We won't soon forget the first snowfall of the season this year.
Snow fell all day and night, creating an arctic scene in early December. When my wife, Kate, went out in the backyard to put our cats on their leashes, a requirement of our homeowners' association, her feet slipped on the ice and she went crashing down, landing hard on her elbow.
Kate's a stubborn woman, and despite her pain and my entreaties, she refused to go to see the doctor.
"I'm sure it's not broken," insisted Kate.
She was wrong. Four days later, with the pain barely diminished, her arm black and blue, she agreed to get medical attention.
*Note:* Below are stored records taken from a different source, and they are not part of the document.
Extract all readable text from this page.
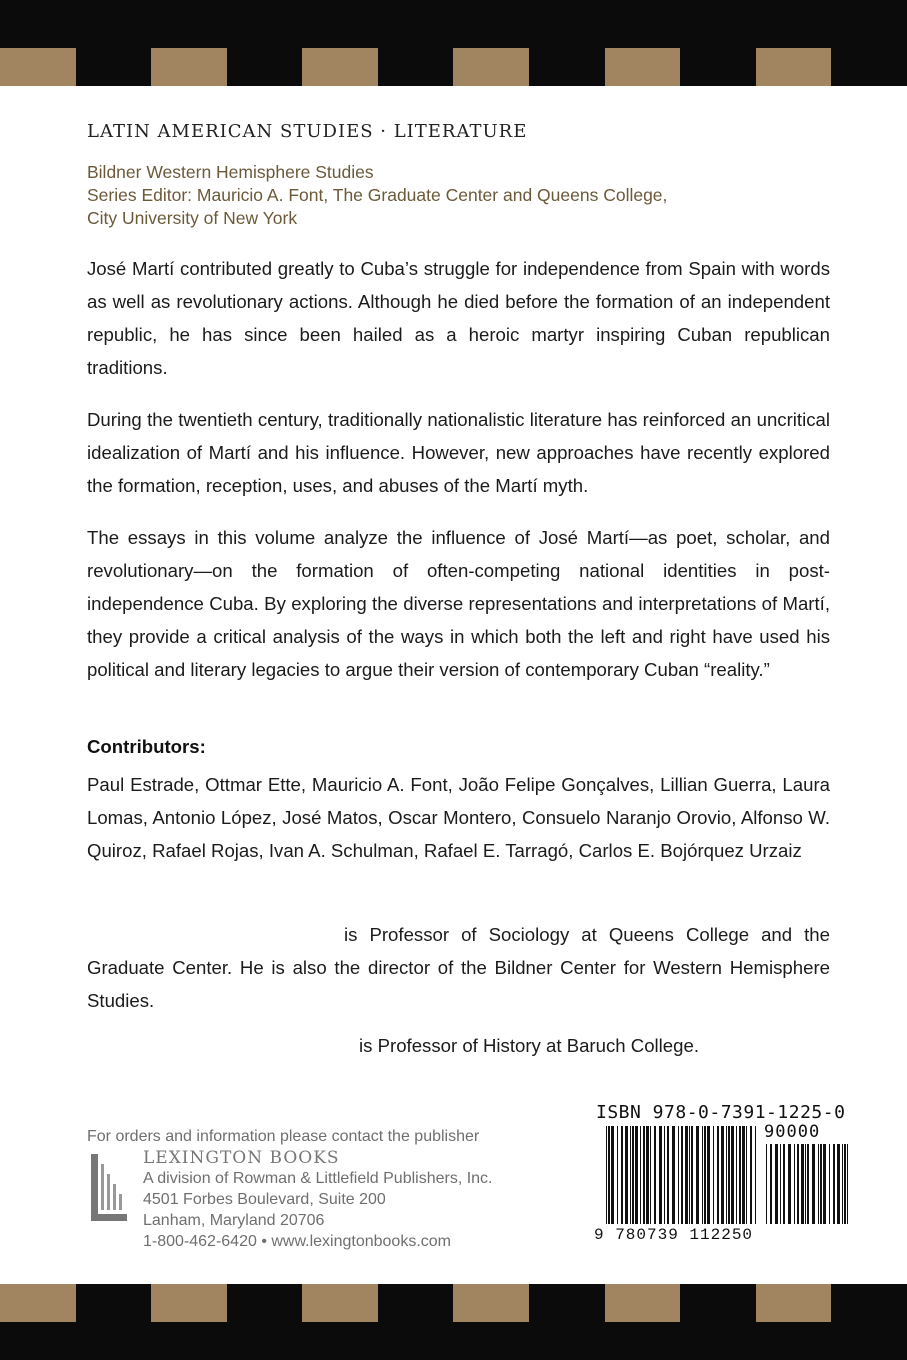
LATIN AMERICAN STUDIES · LITERATURE
Bildner Western Hemisphere Studies
Series Editor: Mauricio A. Font, The Graduate Center and Queens College,
City University of New York

José Martí contributed greatly to Cuba’s struggle for independence from Spain with words as well as revolutionary actions. Although he died before the formation of an independent republic, he has since been hailed as a heroic martyr inspiring Cuban republican traditions.

During the twentieth century, traditionally nationalistic literature has reinforced an uncritical idealization of Martí and his influence. However, new approaches have recently explored the formation, reception, uses, and abuses of the Martí myth.

The essays in this volume analyze the influence of José Martí—as poet, scholar, and revolutionary—on the formation of often-competing national identities in post-independence Cuba. By exploring the diverse representations and interpretations of Martí, they provide a critical analysis of the ways in which both the left and right have used his political and literary legacies to argue their version of contemporary Cuban “reality.”

Contributors:
Paul Estrade, Ottmar Ette, Mauricio A. Font, João Felipe Gonçalves, Lillian Guerra, Laura Lomas, Antonio López, José Matos, Oscar Montero, Consuelo Naranjo Orovio, Alfonso W. Quiroz, Rafael Rojas, Ivan A. Schulman, Rafael E. Tarragó, Carlos E. Bojórquez Urzaiz
is Professor of Sociology at Queens College and the Graduate Center. He is also the director of the Bildner Center for Western Hemisphere Studies.
is Professor of History at Baruch College.
For orders and information please contact the publisher
LEXINGTON BOOKS
A division of Rowman & Littlefield Publishers, Inc.
4501 Forbes Boulevard, Suite 200
Lanham, Maryland 20706
1-800-462-6420 • www.lexingtonbooks.com
ISBN 978-0-7391-1225-0
9 780739 112250
90000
One X-ray later, she was fitted with a sling and told to keep that broken arm as still as possible for the three to six weeks.
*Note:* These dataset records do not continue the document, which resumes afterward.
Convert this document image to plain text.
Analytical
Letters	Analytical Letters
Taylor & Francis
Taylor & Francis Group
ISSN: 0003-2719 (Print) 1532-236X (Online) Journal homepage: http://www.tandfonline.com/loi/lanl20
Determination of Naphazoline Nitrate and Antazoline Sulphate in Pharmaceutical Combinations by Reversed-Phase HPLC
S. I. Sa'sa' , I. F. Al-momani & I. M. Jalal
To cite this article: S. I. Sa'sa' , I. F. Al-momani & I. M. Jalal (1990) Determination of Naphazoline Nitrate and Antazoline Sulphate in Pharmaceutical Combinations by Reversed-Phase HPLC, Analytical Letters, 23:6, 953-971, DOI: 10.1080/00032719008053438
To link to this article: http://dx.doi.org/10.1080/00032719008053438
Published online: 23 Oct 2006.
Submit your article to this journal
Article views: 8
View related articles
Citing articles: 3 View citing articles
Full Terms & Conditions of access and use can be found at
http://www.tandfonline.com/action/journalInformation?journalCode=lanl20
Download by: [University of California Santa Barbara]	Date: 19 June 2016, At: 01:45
Since the fall we've been learning to adjust. Kate's finding, to her surprise, that she can get lots done using just one hand. Fortunately she smashed her left arm and not the one she uses all the time.
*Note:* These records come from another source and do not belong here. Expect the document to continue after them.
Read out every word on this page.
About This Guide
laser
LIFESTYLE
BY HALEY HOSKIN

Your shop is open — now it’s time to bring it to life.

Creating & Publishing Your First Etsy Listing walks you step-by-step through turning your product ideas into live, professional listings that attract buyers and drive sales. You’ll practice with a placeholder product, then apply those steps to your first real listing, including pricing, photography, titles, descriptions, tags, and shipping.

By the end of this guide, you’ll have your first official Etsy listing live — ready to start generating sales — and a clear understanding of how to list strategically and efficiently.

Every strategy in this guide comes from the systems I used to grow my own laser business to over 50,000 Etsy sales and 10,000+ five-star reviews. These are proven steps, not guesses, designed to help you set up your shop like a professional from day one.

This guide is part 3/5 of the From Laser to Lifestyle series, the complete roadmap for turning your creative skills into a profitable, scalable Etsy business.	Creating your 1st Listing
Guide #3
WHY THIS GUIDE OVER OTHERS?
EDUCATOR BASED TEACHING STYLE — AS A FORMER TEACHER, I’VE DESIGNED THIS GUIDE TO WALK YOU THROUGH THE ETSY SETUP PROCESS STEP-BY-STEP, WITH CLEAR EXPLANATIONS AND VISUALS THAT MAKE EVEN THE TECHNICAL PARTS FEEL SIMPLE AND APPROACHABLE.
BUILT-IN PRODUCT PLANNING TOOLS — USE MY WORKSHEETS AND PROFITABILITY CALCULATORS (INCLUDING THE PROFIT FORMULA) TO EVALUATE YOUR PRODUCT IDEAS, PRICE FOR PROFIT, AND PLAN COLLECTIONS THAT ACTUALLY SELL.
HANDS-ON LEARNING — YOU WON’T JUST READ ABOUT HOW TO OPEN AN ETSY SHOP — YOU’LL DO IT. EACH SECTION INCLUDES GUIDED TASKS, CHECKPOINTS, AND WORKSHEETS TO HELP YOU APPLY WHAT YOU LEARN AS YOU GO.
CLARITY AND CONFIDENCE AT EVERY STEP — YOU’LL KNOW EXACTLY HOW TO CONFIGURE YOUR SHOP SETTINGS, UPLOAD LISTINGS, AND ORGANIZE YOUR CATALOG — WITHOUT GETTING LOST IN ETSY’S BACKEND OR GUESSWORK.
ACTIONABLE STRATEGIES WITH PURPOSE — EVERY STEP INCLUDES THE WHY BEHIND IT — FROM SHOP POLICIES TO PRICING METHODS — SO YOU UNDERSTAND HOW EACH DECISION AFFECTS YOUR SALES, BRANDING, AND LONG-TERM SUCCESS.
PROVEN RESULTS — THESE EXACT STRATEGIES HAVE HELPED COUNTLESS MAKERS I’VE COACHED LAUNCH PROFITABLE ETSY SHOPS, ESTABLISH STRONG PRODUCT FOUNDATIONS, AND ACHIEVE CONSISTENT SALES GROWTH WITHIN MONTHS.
She can get dressed fairly well - but only if she forgoes some "essential" items, which is fine with me.
Trying to get her wounded arm into a sleeve, though, is minor torture. Even when I help, there's no way to do it without twinges. She's learning to grin and bear it. Driving is out of the question for her. This is probably the thing about her disability that Kate hates most. She likes to come and go as she pleases. Now she's chained to my itinerary.
Of course it goes without saying that I will defer to her wishes, putting her schedule ahead of mine.
One day while I was out Kate wanted to open a soda bottle. Even using a rubber helper she couldn't do it. Being forced to wait for me to return improved her temper no end.
The experience has us considering the plight of any older person whose upper body is out of action or who has to manage with arthritis or osteoporosis. Here are some obstacles she has encountered and ways to overcome them:
- Heavy plastic wrapping. It's ubiquitous, covering everything from blueberries to razors to toothbrushes. Those who invented these torture devices should hire their grandmothers as consultants. The easiest solution is to avoid buying anything wrapped in heavy plastic. Or you can wait and ask a relative or neighbor for help.
- Bottle caps. Childproof caps are prevalent on prescription bottles; these are hard even for many able-bodied people. Ask your pharmacist to put a notice in your file that reads "no childproof tops." When you pick up medicines, check to see if the right cap is on the bottle.
- Wine bottles. Make sure you buy only wines with screw caps instead of corks.
Clothes and shoes. These are particularly thorny problems with no easy answers. But there are some things to do. Start by trying to wear only your largest clothes. Or borrow some large shirts from your mate, son or other relative. They are much easier to put on.
If you don't already have shoes that close with Velcro, it is worth buying a cheap pair at a discount store. Slip-on shoes are another option. Wearing slippers all day probably is the worst solution as many are not slip-proof. And throw away your flip-flops.
Another route for finding solutions to limited mobility is to buy inexpensive devices that can make your life easier. Start with a visit to a medical devices section in your drugstore. If you strike out there, then try a medical devices and aids store. Look in your phone book for one close to you.
Or use the Internet. On the computer screen, type in "older people disability devices" and press "search." A slew of companies' and organizations' Web addresses will come up.
Disability Products, for one example, has items to use with one hand, such as a Swedish cutting board with a vise and spikes to hold fruit and vegetables in place and a bread-spread board with plastic guards to secure the food for $12. You can contact them directly at www.disabilityproducts.com; 5447 E. Elmwood St., Mesa, AZ 85205; 800-688-4576.